"MENGHINA BUDAYA ARAB"

"MENGHINA BUDAYA ARAB"

Setiap pelopor agama punya tempat kelahiran. Secara niscaya setiap agama juga punya tempat kelahiran yang menjadi tempat pertama di mana ia diwartakan.

Karena setiap wilayah dihuni oleh masyarakat penduduk yang berinteraksi, maka niscaya terbentuklah budaya khas yang menjadi gaya hidup dan tradisi.

Setiap agama memiliki akar budaya yang dalam dan erat terkait dengan tempat kelahiran dan pertumbuhannya. Budaya dan agama saling memengaruhi dan membentuk identitas masing-masing. Budaya merupakan medium di mana ajaran agama diterjemahkan dan diamalkan oleh umatnya.

Hinduisme tak lepas dari identitas dan budaya India. Konghucu tak bebas dari identitas dan budaya China, Buddhisme tak bebas dari budaya India dan China, Kristen terutama Katolik tak lepas dari budaya Eropa. Le ih-lebih Yahudi. Salah saru elemen penting budaya adalah bahasa. Kitab suci, ritual dan mantra terlanjur diajarkan dan ditulis dalam bahasa tempat kelahirannya.

Dalam tinjauan antropologis dan sosiologis, hubungan antara agama, budaya, dan identitas suatu masyarakat dapat dipahami melalui berbagai konsep dan teori yang saling terkait. Sosiologi agama menyoroti bagaimana agama tidak dapat dipisahkan dari budaya tempat kelahirannya dan bahwa budaya menjadi medium di mana ajaran agama diterjemahkan dan diamalkan oleh umatnya.

Meskipun agama mungkin tumbuh dalam konteks budaya tempat kelahirannya,, agama-agama menyebar ke seluruh dunia dan diadopsi oleh beragam kelompok etnis dan budaya. Itu artinya, dalam konteks implementasi ajarannya, budaya primer tempat kelahiran pelopornya tidak bisa dihapus dan diganti secara total dengan budaya wilayah yang bukan tempat kelahirannya, karena hal itu menimbulkan implikasi fatal terhadap keabsahan dan kesakralannya. Yang bisa dilakukan adalah mengharmoniskan budaya primer yang melingkupi kontruksi sosiologis dan antropologis pelopor dan masyarakat penganut pertama dengan budaya tempatan sehingga mensintesakan sebuah budaya paduan.

Hal ini menunjukkan proses dinamis di mana identitas agama dan identitas budaya lokal saling berdampak dan berubah seiring waktu.

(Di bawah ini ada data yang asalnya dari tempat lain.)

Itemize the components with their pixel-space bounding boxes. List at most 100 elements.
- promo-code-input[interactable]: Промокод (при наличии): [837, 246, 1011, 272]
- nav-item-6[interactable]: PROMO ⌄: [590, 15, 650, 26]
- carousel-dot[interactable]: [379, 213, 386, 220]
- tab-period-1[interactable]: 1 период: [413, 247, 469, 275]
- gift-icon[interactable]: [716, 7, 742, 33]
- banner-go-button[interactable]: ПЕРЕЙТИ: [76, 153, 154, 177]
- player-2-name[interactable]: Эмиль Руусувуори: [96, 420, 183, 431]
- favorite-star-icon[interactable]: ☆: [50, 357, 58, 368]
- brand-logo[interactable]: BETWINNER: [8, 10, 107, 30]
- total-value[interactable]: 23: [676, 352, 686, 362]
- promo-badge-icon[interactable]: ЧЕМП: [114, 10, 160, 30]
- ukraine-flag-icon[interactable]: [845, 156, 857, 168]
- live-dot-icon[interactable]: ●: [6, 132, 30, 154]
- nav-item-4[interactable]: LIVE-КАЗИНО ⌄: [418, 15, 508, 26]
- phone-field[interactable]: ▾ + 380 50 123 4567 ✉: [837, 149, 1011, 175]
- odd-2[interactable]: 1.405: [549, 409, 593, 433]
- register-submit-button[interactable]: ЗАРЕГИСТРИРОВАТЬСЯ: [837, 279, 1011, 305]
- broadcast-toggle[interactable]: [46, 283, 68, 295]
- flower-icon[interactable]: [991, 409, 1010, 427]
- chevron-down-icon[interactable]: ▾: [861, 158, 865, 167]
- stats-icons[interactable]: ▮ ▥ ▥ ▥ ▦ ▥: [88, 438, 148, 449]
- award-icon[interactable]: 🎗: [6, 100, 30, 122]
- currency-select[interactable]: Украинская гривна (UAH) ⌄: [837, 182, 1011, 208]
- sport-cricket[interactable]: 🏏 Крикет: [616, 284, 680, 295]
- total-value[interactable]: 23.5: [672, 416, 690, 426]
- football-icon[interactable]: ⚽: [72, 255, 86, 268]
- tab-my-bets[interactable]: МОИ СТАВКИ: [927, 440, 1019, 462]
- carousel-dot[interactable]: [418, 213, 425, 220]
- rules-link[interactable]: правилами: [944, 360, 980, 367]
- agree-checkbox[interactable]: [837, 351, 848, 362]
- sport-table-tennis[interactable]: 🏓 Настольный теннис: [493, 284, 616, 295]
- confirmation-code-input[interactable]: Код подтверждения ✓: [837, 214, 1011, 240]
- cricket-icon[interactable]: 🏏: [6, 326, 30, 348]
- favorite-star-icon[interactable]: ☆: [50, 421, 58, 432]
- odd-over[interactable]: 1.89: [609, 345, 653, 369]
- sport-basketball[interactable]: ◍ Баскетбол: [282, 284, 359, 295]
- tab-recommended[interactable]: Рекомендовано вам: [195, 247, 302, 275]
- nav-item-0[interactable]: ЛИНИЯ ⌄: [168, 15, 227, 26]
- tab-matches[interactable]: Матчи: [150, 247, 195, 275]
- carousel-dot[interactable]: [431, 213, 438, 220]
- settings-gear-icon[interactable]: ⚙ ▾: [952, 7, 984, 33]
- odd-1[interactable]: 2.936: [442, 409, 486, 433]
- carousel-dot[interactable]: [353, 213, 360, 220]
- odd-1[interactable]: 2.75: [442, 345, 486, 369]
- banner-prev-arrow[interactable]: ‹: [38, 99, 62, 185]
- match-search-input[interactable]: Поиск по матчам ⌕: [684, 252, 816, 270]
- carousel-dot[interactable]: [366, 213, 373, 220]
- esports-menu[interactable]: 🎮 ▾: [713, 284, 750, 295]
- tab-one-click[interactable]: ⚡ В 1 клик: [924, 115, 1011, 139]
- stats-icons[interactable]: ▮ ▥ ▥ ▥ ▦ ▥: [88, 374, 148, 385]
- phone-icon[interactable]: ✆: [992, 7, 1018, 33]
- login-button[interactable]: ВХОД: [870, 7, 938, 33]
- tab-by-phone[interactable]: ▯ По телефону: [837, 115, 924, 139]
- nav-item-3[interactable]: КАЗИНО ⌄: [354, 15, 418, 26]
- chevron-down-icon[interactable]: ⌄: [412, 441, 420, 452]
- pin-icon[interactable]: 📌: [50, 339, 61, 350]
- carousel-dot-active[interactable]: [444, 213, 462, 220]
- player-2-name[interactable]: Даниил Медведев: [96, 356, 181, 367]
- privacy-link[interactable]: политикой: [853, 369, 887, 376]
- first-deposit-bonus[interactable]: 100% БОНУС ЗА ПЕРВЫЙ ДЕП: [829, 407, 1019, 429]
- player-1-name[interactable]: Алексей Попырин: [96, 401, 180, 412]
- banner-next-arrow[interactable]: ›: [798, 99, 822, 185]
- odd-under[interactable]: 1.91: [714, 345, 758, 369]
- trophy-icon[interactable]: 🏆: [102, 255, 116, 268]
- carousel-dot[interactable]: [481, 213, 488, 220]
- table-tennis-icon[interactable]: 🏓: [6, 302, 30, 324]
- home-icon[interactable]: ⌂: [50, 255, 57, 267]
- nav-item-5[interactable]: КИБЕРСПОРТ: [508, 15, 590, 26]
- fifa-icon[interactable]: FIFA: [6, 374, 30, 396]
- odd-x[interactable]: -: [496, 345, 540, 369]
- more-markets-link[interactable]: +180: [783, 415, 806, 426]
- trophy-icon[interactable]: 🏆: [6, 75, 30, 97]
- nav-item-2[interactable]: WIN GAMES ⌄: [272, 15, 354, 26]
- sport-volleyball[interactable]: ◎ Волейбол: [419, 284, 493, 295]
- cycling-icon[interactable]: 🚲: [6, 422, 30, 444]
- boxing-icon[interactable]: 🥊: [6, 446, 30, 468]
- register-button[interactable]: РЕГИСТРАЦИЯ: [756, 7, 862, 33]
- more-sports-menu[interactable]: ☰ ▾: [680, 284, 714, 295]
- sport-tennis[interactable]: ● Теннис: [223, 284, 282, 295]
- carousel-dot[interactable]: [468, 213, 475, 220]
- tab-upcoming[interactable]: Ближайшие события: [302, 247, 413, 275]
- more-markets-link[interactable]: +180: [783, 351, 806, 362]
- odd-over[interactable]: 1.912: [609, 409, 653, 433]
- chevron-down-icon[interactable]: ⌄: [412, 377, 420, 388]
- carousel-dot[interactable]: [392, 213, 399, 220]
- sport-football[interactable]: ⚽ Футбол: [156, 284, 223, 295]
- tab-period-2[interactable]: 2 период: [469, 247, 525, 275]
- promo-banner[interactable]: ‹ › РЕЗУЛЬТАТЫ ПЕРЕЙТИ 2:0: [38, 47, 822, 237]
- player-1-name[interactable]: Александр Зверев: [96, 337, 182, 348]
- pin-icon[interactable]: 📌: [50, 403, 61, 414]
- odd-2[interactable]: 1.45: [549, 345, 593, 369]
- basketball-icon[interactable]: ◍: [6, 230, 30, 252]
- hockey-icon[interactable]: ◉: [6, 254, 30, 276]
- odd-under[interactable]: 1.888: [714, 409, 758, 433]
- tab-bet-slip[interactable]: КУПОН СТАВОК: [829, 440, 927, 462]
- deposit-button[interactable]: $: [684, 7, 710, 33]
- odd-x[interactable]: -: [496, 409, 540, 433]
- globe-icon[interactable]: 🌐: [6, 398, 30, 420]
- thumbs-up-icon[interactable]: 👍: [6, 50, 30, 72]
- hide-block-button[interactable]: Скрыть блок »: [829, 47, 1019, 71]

Postulat antropologis ini menekankan pentingnya pengakuan akan asal-usul agama, budaya, dan identitas dalam proses adaptasi dan penyebaran agama di berbagai wilayah. Menghormati dan memahami keterkaitan ini dapat mengharmoniskan budaya primer dengan budaya tempatan yang baru diadopsi dapat menciptakan kesinambungan dan sintesis yang menghormati kedua sisi.

Aneh bila mengaku sebagai penganut Islam (yang berkelindan dengan budaya lokal masyarakat di tempat kelahirannya) tapi menghina budaya Arab. Padahal nama dan simbol-simbol yang disakralkannya  berhuruf dan menampilkan tulisan dalam bahasa Arab, kitab-kitab sorogannya yang diajarkan di sentra-sentra kleriknya ditulis dengan bahasa Arab. Semua ritus dan tradisinya berbahasa dan bernuansa Arab. Tulisan bahasa lokalnya berhuruf Arab. Budayanya beraroma Arab.

Agama per se adalah properti "prilangit", tak bisa diracik dengan pribumi di tempat kelahirannya maupun di wilayah lain yang diperkenalkan sebagai bingkisan indah para imigran peniaga plus pendakwah.

Tapi agama yang sakral atau per se sebagai wahyu ketika dituturkan sebagai kata yang dipahami oleh makhluk pribumi (non prilangit) ia menjadi agama profan. Itulah budaya di mana pun.

Sekali lagi, ini adalah postulat antropologi. Menolak fakta determinan ini adalah pamer kekonyolan. Siapa pun tak perlu mengingkari itu. Budaya masyarakat di tempat agama itu pertama kali diwartakan secara antropologis pasti membungkusnya. Islam tak mungkin dipisahkan dari budaya Arab, tapi budaya Arab yang membungkus agama Islam karena lahir atau diwartakan pertama kali di wilayah Arab bisa dan perlu dipadu dengan budaya lokal di luar wilayah kelahirannya.